Unnamed: 0,sentence_id,token,annotation,prediction,start
0,1,John,PERSON,PERSON,0
1,1,Doe,PERSON,O,5
2,1,lives,O,O,9
3,1,in,O,O,15
4,1,New,LOCATION,LOCATION,18
5,1,York,LOCATION,O,22
6,1,City,LOCATION,LOCATION,27
7,1,.,O,O,31
8,2,Jane,PERSON,O,33
9,2,Smith,PERSON,PERSON,38


## Create Spans from Tokens
Use the `create_spans_from_tokens` method to merge adjacent tokens with the same entity label into spans.

In [6]:
# Initialize the SpanEvaluator
span_evaluator = SpanEvaluator()

# Create annotation spans
annotation_spans = span_evaluator._create_spans(df, "annotation")

# Create prediction spans
prediction_spans = span_evaluator._create_spans(df, "prediction")

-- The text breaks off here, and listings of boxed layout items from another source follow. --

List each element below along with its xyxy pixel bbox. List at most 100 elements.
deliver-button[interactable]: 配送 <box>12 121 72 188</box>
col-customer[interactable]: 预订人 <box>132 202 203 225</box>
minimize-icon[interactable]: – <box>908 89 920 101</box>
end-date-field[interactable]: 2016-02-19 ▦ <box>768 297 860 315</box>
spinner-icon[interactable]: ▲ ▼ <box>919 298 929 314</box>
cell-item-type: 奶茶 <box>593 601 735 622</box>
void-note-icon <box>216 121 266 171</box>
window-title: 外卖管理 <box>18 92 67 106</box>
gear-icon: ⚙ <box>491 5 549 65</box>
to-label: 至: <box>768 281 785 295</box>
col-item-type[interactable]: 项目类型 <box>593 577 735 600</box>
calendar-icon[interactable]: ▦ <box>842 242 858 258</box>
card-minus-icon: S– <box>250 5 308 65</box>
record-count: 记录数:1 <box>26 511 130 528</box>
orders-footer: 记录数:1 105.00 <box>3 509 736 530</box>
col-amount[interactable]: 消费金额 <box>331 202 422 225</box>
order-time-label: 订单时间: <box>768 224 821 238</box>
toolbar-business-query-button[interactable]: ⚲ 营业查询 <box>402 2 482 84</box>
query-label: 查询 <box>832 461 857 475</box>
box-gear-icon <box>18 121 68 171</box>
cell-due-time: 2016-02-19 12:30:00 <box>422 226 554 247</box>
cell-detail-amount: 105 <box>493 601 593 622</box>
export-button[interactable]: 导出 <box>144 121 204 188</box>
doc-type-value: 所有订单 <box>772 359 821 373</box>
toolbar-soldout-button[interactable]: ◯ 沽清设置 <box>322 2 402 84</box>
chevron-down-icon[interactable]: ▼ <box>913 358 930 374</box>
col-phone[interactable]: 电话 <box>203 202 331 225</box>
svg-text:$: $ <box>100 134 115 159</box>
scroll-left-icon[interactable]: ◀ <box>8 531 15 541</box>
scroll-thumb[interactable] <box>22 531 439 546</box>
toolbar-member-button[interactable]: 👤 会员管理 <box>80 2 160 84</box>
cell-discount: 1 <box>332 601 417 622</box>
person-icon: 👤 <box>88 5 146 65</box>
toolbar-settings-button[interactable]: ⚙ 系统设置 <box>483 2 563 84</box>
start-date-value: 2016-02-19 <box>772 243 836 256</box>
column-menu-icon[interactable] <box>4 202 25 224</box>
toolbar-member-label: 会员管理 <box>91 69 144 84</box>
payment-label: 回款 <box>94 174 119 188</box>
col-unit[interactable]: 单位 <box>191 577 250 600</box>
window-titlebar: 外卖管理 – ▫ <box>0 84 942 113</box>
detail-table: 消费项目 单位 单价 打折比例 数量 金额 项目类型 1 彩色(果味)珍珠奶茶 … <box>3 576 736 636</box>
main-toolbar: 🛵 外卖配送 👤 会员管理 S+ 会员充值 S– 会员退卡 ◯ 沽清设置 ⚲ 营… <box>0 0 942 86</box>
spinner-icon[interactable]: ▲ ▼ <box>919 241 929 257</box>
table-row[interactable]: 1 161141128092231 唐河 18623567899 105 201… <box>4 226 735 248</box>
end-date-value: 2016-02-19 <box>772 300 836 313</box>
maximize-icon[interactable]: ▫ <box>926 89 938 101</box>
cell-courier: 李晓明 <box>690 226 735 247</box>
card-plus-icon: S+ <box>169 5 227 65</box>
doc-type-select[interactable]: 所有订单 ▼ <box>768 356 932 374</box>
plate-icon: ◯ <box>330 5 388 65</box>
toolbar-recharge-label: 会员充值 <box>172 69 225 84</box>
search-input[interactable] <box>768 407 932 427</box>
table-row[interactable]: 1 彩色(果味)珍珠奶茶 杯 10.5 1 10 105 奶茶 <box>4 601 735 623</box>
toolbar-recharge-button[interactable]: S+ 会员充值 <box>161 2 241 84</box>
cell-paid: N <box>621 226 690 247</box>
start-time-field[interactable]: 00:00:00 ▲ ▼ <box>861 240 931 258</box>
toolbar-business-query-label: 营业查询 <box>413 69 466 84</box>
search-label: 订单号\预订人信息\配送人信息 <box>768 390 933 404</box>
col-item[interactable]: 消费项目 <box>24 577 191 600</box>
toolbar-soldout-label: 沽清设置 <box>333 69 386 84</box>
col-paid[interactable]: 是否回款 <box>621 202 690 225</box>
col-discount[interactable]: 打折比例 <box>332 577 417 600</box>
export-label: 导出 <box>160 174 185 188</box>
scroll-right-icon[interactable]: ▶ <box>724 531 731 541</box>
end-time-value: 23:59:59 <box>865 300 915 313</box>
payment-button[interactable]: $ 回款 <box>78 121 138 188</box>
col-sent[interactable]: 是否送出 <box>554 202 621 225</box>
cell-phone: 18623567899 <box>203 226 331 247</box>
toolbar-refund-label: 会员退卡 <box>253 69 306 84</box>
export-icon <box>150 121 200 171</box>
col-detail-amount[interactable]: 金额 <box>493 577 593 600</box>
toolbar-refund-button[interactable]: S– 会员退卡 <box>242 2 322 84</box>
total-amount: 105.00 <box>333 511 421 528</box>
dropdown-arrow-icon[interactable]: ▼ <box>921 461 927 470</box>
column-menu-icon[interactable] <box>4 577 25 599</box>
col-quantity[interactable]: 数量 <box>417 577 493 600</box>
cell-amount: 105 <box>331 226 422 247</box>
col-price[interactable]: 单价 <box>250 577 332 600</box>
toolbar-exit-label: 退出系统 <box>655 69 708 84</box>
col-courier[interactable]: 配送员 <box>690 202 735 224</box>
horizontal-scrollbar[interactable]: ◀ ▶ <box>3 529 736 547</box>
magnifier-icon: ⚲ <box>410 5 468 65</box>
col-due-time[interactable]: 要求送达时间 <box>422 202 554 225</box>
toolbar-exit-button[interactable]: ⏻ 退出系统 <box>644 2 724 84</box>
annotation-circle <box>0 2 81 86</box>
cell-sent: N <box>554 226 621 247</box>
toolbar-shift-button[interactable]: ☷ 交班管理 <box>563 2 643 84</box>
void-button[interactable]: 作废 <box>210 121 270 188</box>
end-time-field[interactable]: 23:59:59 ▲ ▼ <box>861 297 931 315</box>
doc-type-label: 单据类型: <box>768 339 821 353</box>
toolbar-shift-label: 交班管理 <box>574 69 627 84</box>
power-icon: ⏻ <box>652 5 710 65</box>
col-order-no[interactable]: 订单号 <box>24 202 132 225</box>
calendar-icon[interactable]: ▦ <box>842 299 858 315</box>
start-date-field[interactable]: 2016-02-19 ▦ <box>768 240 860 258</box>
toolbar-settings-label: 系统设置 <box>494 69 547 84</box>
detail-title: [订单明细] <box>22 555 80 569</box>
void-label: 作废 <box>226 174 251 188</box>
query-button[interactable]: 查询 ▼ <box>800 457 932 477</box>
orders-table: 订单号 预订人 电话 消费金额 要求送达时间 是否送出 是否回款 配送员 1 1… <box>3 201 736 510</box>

# Display the created spans
print("Annotation Spans:")
for span in annotation_spans:
    print(span)

print("\nPrediction Spans:")
for span in prediction_spans:
    print(span)

Annotation Spans:
Span(type: PERSON, value: ['John', 'Doe'], char_span: [0: 9])
Span(type: LOCATION, value: ['New', 'York', 'City'], char_span: [18: 31])
Span(type: PERSON, value: ['Jane', 'Smith'], char_span: [33: 44])
Span(type: LOCATION, value: ['Paris'], char_span: [52: 58])

Prediction Spans:
Span(type: PERSON, value: ['John'], char_span: [0: 5])
Span(type: LOCATION, value: ['New'], char_span: [18: 22])
Span(type: LOCATION, value: ['City'], char_span: [27: 31])
Span(type: PERSON, value: ['Smith'], char_span: [38: 44])
Span(type: LOCATION, value: ['Paris'], char_span: [52: 58])


## Evaluate Predictions
Use the `evaluate` method to compute precision, recall, and F1 score for the predictions.

In [8]:
# Evaluate the predictions
results = span_evaluator.evaluate(df)
results

{'precision': 1.0,
 'recall': 1.0,
 'f1': 1.0,
 'per_type': {'PERSON': {'precision': 1.0, 'recall': 1.0, 'f1': 1.0},
  'LOCATION': {'precision': 1.0, 'recall': 1.0, 'f1': 1.0}},
 'error_analysis': {}}

You have now seen how to use the SpanEvaluator to create spans and evaluate predictions from a token-level DataFrame.